No hice ni haré fiesta de despedida, así que si no recibieron una invitación membretada no se preocupen. De hecho, mi agenda está bastante atiborrada de cosas que debo hacer para que al irme no reciba llamadas de viejos clientes diciendo "Elena, ¿te acuerdas aquella cuestión que te pedí?". Mi plan de pasar las últimas dos semanas relajada en Caracas, saliendo con amigos, disfrutando con mi hermano de largos maratones de películas, durmiendo hasta tarde, etc. no se cumplieron en nada. Voy a llegar podrida a Londres, lo sé. Diariamente me acuesto tardísimo por diseñar o rediseñar algunas cosas, mientras depuro la lista. Ahora tan solo falta el video del crucero -sí, al que fui en septiembre- para dejar eso listo ya que allá no podré editar hasta luego de un buen tiempo.

En fin.

No me he despedido de todas las personas que me gustaría despedirme, aunque siempre las ando viendo en Facebook, Twitter, Instagram... de hecho, casi nunca las veo en persona, así que ninguno notará la diferencia. Ahora, lo fino de ir a tomarse un café de despedida es ponerse al tanto de todo lo que está sucediendo fuera del Internet con esa persona y darle un abrazo al final.

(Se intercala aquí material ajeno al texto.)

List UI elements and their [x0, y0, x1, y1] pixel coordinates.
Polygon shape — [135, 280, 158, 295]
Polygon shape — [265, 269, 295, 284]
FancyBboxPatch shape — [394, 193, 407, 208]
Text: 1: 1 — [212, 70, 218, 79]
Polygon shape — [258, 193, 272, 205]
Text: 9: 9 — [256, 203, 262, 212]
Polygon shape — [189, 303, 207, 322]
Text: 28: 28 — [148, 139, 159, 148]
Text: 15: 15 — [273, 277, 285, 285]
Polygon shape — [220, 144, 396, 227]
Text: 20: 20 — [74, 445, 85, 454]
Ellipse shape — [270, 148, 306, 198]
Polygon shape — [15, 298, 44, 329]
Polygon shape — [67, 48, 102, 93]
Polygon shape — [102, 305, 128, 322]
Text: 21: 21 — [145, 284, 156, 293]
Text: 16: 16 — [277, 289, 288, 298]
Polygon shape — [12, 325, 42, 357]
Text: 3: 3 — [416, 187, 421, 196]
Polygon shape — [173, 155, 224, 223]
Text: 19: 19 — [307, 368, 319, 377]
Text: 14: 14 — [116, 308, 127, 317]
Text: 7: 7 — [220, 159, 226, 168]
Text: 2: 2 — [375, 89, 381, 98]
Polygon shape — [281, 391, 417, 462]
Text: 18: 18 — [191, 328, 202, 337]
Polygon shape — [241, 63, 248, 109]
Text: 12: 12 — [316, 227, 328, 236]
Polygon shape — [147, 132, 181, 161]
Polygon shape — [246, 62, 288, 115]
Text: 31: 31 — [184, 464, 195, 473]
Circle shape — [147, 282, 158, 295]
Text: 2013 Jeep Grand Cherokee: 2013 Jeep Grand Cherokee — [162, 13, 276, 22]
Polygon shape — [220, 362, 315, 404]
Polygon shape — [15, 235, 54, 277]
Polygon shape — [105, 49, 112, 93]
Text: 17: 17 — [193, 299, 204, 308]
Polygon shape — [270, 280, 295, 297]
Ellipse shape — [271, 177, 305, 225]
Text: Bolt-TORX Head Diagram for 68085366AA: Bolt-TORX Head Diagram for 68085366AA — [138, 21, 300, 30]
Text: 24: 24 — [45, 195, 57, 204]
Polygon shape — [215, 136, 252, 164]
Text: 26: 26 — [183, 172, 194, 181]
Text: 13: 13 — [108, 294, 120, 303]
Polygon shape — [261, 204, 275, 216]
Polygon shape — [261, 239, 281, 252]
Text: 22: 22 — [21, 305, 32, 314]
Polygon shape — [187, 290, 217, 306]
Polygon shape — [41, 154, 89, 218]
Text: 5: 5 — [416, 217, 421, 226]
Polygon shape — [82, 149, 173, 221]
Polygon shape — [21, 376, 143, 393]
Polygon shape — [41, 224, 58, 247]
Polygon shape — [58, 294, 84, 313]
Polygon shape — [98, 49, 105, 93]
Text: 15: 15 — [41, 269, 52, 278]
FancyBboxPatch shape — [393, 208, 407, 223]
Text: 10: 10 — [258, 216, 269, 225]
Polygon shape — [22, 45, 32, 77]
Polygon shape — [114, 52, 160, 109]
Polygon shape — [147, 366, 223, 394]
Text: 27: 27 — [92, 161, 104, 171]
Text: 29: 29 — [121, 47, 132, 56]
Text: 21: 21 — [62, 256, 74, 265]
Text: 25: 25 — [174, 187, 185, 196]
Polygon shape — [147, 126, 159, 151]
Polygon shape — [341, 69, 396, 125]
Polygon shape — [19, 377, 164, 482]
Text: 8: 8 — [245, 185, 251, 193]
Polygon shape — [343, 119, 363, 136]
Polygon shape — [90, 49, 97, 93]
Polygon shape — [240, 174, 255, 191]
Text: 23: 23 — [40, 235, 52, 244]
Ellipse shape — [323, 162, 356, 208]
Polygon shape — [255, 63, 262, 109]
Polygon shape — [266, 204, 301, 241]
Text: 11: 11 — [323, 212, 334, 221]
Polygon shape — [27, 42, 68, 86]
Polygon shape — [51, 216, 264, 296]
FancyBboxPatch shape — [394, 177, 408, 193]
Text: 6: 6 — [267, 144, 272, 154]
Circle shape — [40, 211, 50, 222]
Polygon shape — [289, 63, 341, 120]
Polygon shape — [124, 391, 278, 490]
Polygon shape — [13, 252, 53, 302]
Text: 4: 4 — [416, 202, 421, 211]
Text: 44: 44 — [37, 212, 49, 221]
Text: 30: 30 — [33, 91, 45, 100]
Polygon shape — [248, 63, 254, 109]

La gente que me conoce y hasta ahora sigue hablándome, sabe que soy complicada como amiga en cuestiones de "marica, vamos a salir". Soy de las que dice "no puedo, marica, estoy full" y he sido así desde siempre, con o sin Gabriel -para todas las disclaimer en ese tema-. Ser así me ha dejado un grupo reducido de amigas casuales y bueno, de ellas me despido en cuestión de planes inmediatos al estilo "vamos a salir",  aunque definitivamente seguiré ahí o aquí.

La peor despedida de todas, y esta sí que me va a doler, es la de mi hermano, joder. Sin que la cosa suene incestuosa, mi hermano y yo a veces discutíamos como un par de esposos españoletos de esos estereotipados  Pero es que he vivido con mi hermano -en el mismo cuarto- desde hace 18 años. Lo que extrañaré son esas conversas antes de dormir que podían ser desde las preguntas más aleatorias: (2007) "Elena, qué es biohazzard", "bueno, bio es de biológico y hazzard de ahhh, ehhh, ahhh", "¿pero qué coño?"; hasta temas de "no sé qué voy a hacer con mi vida/carrera", discusiones de por qué la música sí o no condiciona la cultura o anécdotas cotidianas. Mi hermano es un hombre nostálgico, de humor ácido, que nació hace casi 19 años pero tiene un espíritu bastante troll y una mágica habilidad con los instrumentos y la música (por ejemplo hoy quiso aprender a tocar el serrucho -sin chinazo- y bueno, seguro que ya en una semana lo tiene dominado). No extrañaré las discusiones ni sus momentos de irritabilidad, tampoco sus comentarios hirirentes; asumo que él tampoco va a extrañar eso de mí.

Pero bueno, allí está, extrañaré a Fernando.  Que por cierto, anda en una campaña de intentar hacerme llorar colocando Piazzolla y diciendo "hermana, te extrañaré..." o tocando cualquier canción de Amelie; aún no gana pero estoy segura que el 16 no hará falta ningún Piazzolla ni Yann Tiersen.



-Ele.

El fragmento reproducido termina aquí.